In August of 1962, I received a call one evening. “Are you the Martin Weisman that makes nail polish?” I said, “yes, who is this?” “We are Snelling and Snelling and have been asked to find someone to set up a manufacturing plant in Los Angeles for Max Factor”. I said I will call you back after I speak to my wife. We were living very comfortably in Norwalk, CT with our three daughters in a beautiful home on a half acre. Sherrie said, “take an interview, but I don’t think my mother will allow us to take her grandchildren 3,000 miles away”. Fortunately, Max Factor gave me an offer we could not refuse. The company was a family owned closed corporation. After 18 years with Max Factor, they had a family squabble and sold the company which ended up with Proctor and Gamble who shut down all the California facilities. Chesebrough called to see if I was interested in going back to them, but Sherrie had a great career as a teacher and would not consider returning to those terrible Connecticut winters. She insisted that I establish a manufacturing plant and go into the business of making private label cosmetics. I brought in two former colleagues from Max Factor. The business was called Shermar Cosmetics and after 17 years, I sold it and retired.

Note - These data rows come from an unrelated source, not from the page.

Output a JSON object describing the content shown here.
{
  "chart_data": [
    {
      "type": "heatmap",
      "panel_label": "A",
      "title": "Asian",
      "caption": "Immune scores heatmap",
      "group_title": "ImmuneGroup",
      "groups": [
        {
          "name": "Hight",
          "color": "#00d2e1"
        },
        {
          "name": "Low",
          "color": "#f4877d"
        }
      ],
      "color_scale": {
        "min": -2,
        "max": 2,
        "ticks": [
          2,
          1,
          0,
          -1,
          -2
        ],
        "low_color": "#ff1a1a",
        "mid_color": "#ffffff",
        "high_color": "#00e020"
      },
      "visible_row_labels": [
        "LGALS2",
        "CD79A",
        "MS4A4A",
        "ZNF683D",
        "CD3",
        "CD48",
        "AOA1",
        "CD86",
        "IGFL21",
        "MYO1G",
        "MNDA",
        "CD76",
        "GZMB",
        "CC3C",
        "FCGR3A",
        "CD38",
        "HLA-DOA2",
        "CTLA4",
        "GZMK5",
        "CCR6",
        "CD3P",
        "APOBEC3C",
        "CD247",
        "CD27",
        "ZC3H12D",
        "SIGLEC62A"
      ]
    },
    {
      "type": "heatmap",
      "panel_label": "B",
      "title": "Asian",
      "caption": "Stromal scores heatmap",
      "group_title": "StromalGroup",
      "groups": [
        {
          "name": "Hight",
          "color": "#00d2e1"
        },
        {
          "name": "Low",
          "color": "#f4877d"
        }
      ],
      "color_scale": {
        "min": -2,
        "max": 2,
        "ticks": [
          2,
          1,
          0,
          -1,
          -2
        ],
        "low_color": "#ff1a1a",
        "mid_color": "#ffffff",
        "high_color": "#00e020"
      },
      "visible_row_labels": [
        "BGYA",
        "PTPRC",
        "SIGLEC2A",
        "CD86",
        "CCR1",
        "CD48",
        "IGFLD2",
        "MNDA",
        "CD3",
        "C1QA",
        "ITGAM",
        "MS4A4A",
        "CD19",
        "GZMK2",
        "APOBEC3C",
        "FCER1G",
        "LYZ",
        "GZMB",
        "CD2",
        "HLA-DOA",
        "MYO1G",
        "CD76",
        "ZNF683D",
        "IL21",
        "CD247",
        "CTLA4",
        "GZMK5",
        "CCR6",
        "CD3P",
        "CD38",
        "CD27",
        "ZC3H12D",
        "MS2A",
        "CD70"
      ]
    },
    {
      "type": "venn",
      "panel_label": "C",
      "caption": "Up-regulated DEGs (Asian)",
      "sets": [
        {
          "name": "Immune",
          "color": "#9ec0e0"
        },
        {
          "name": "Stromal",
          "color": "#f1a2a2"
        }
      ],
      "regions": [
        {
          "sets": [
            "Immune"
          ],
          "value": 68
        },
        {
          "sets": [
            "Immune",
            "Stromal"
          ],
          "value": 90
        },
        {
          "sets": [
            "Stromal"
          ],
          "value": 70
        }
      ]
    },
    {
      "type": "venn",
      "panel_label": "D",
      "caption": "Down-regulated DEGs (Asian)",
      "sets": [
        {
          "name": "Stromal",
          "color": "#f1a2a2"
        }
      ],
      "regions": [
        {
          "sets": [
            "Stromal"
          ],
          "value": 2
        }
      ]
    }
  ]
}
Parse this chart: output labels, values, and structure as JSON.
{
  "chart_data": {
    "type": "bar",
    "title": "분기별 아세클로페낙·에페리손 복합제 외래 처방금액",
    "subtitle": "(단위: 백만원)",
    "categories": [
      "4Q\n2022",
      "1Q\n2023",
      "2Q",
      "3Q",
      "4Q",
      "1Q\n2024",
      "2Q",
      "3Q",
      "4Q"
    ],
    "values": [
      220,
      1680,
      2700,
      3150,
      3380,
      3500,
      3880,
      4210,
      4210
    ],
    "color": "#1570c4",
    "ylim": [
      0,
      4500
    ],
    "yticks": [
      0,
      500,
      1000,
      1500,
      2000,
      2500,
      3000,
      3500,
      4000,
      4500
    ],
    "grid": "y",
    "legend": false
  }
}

I was not thrilled with dealing with customers and meeting all the building and safety requirements, but new product creativity continued to thrill me. I helped make some marketing people wealthy, but stayed on the bench. I am a joiner and am also an emeritus member of the Society of Cosmetic Chemists and the Federation of Societies for Coating Technology, and I just sent an contribution to the Union of Concerned Scientists. The world of Chemistry has been good to me, and I am sure it will continue to be good for all of you. Stay well, and keep up the good work!